The Triton had earlier departed from Palmdale, Calif., where contractor 

Northrop Grumman [NOC] builds the aircraft, and where they have been undergoing airframe flight testing to meet key benchmarks ahead of plans to start installing and testing the payload suite.

The Triton arriving at Naval Air Station Patuxent River, Md. Thursday. Photo: U.S. Navy
The Triton arriving at Naval Air Station Patuxent River, Md. Thursday. Photo: U.S. Navy

“Today we brought Triton home to the center of research, development, test and evaluation for naval aviation,” said Rear Adm. Mat Winter, the program executive officer for unmanned aviation and strike at Naval Air Systems Command (NAVAIR), which is headquartered at NAS Patuxent River.

“The testing performed here over the next few years is critical to delivering a capability that will provide our warfighter an unparalleled awareness of the maritime environment in locations across the globe,” he added.

The Triton arrived at the air station minutes before 8 a.m. after completing an 11-hour journey that covered 3,290 nautical miles, NAVAIR said. The aircraft flew along the southern U.S. border, over the Gulf of Mexico and across Florida before navigating up the Atlantic Coast and climbing above 50,000 feet to avoid airliners.
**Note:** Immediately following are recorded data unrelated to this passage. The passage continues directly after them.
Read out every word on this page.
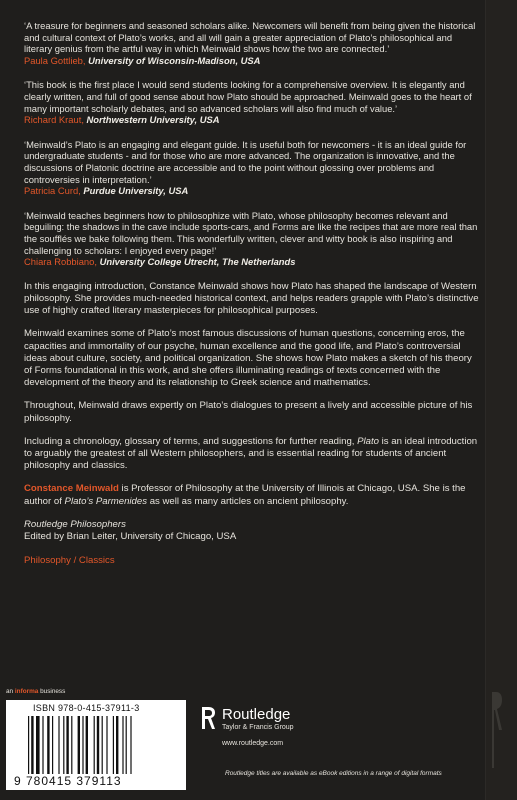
‘A treasure for beginners and seasoned scholars alike. Newcomers will benefit from being given the historical and cultural context of Plato’s works, and all will gain a greater appreciation of Plato’s philosophical and literary genius from the artful way in which Meinwald shows how the two are connected.’

Paula Gottlieb, University of Wisconsin-Madison, USA

‘This book is the first place I would send students looking for a comprehensive overview. It is elegantly and clearly written, and full of good sense about how Plato should be approached. Meinwald goes to the heart of many important scholarly debates, and so advanced scholars will also find much of value.’

Richard Kraut, Northwestern University, USA

‘Meinwald’s Plato is an engaging and elegant guide. It is useful both for newcomers - it is an ideal guide for undergraduate students - and for those who are more advanced. The organization is innovative, and the discussions of Platonic doctrine are accessible and to the point without glossing over problems and controversies in interpretation.’

Patricia Curd, Purdue University, USA

‘Meinwald teaches beginners how to philosophize with Plato, whose philosophy becomes relevant and beguiling: the shadows in the cave include sports-cars, and Forms are like the recipes that are more real than the soufflés we bake following them. This wonderfully written, clever and witty book is also inspiring and challenging to scholars: I enjoyed every page!’

Chiara Robbiano, University College Utrecht, The Netherlands

In this engaging introduction, Constance Meinwald shows how Plato has shaped the landscape of Western philosophy. She provides much-needed historical context, and helps readers grapple with Plato’s distinctive use of highly crafted literary masterpieces for philosophical purposes.

Meinwald examines some of Plato’s most famous discussions of human questions, concerning eros, the capacities and immortality of our psyche, human excellence and the good life, and Plato’s controversial ideas about culture, society, and political organization. She shows how Plato makes a sketch of his theory of Forms foundational in this work, and she offers illuminating readings of texts concerned with the development of the theory and its relationship to Greek science and mathematics.

Throughout, Meinwald draws expertly on Plato’s dialogues to present a lively and accessible picture of his philosophy.

Including a chronology, glossary of terms, and suggestions for further reading, Plato is an ideal introduction to arguably the greatest of all Western philosophers, and is essential reading for students of ancient philosophy and classics.

Constance Meinwald is Professor of Philosophy at the University of Illinois at Chicago, USA. She is the author of Plato’s Parmenides as well as many articles on ancient philosophy.

Routledge Philosophers
Edited by Brian Leiter, University of Chicago, USA
Philosophy / Classics
an informa business
ISBN 978-0-415-37911-3
9 780415 379113
Routledge
Taylor & Francis Group
www.routledge.com
Routledge titles are available as eBook editions in a range of digital formats
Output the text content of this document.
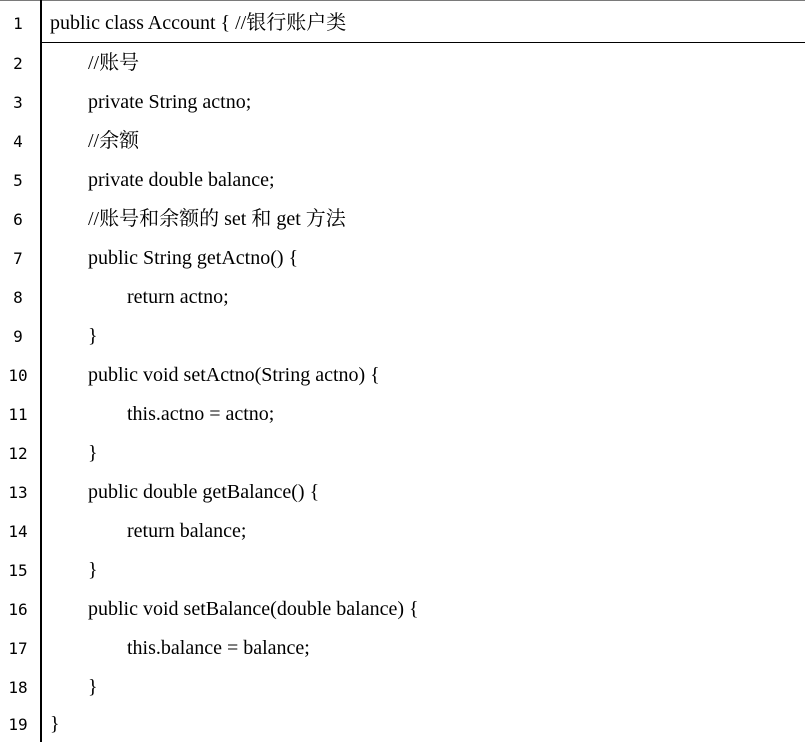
1	public class Account { //银行账户类
2	//账号
3	private String actno;
4	//余额
5	private double balance;
6	//账号和余额的 set 和 get 方法
7	public String getActno() {
8	return actno;
9	}
10	public void setActno(String actno) {
11	this.actno = actno;
12	}
13	public double getBalance() {
14	return balance;
15	}
16	public void setBalance(double balance) {
17	this.balance = balance;
18	}
19	}
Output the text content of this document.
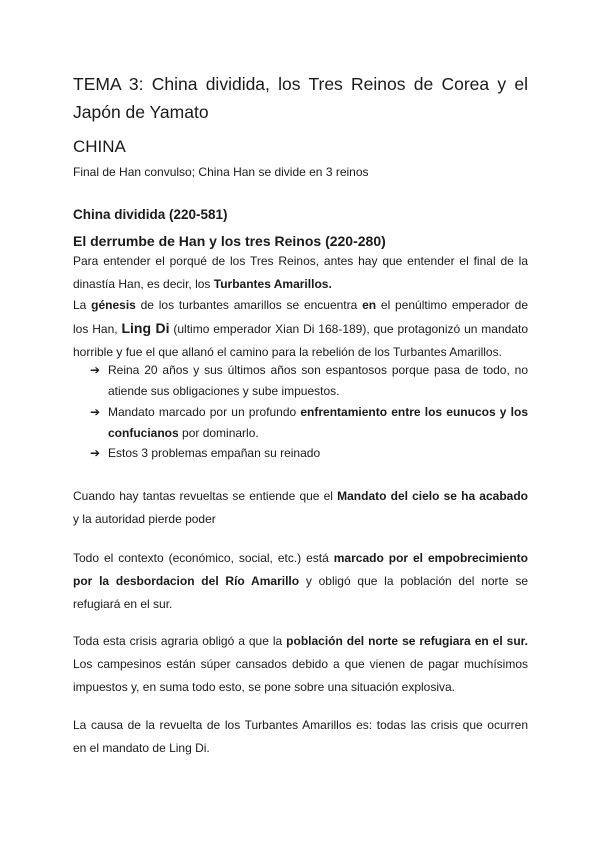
TEMA 3: China dividida, los Tres Reinos de Corea y el
Japón de Yamato
CHINA
Final de Han convulso; China Han se divide en 3 reinos
China dividida (220-581)
El derrumbe de Han y los tres Reinos (220-280)
Para entender el porqué de los Tres Reinos, antes hay que entender el final de la
dinastía Han, es decir, los Turbantes Amarillos.
La génesis de los turbantes amarillos se encuentra en el penúltimo emperador de
los Han, Ling Di (ultimo emperador Xian Di 168-189), que protagonizó un mandato
horrible y fue el que allanó el camino para la rebelión de los Turbantes Amarillos.
➔ Reina 20 años y sus últimos años son espantosos porque pasa de todo, no
atiende sus obligaciones y sube impuestos.
➔ Mandato marcado por un profundo enfrentamiento entre los eunucos y los
confucianos por dominarlo.
➔ Estos 3 problemas empañan su reinado
Cuando hay tantas revueltas se entiende que el Mandato del cielo se ha acabado
y la autoridad pierde poder
Todo el contexto (económico, social, etc.) está marcado por el empobrecimiento
por la desbordacion del Río Amarillo y obligó que la población del norte se
refugiará en el sur.
Toda esta crisis agraria obligó a que la población del norte se refugiara en el sur.
Los campesinos están súper cansados debido a que vienen de pagar muchísimos
impuestos y, en suma todo esto, se pone sobre una situación explosiva.
La causa de la revuelta de los Turbantes Amarillos es: todas las crisis que ocurren
en el mandato de Ling Di.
The Tritons are a derivative of the Air Force’s Global Hawk, designed to fly more than 24 hours at a time and at altitudes reaching 60,000 feet to conduct intelligence, surveillance and reconnaissance.

The first three MQ-4Cs are expected to reach initial operational capability in 2017 after undergoing 2,000 hours of flight testing, NAVAIR said.

The Navy plans to buy 68 Tritons for maritime surveillance and to operate in conjunction with the manned P-8A Poseidons built by Boeing [BA].

The Navy has previously said it intends to first deploy “orbits” of Tritons to the Middle East in 2016, about one year ahead of the initial operational capability timeframe. An orbit consists of about four of the drones, depending on mission requirements.

Tritons will be subsequently deployed to the Asia-Pacific region and then the Mediterranean. They are also slated for stationing on the eastern and western U.S. coasts.

Several years ago the Navy acquired five Global Hawks from the Air Force to experiment with them in the Broad Area Maritime Surveillance, or BAMS, program, and some were deployed to Bahrain, the headquarters for the Navy’s Fifth Fleet.

Australia announced earlier this year that it planned to buy Tritons, but did not say how many.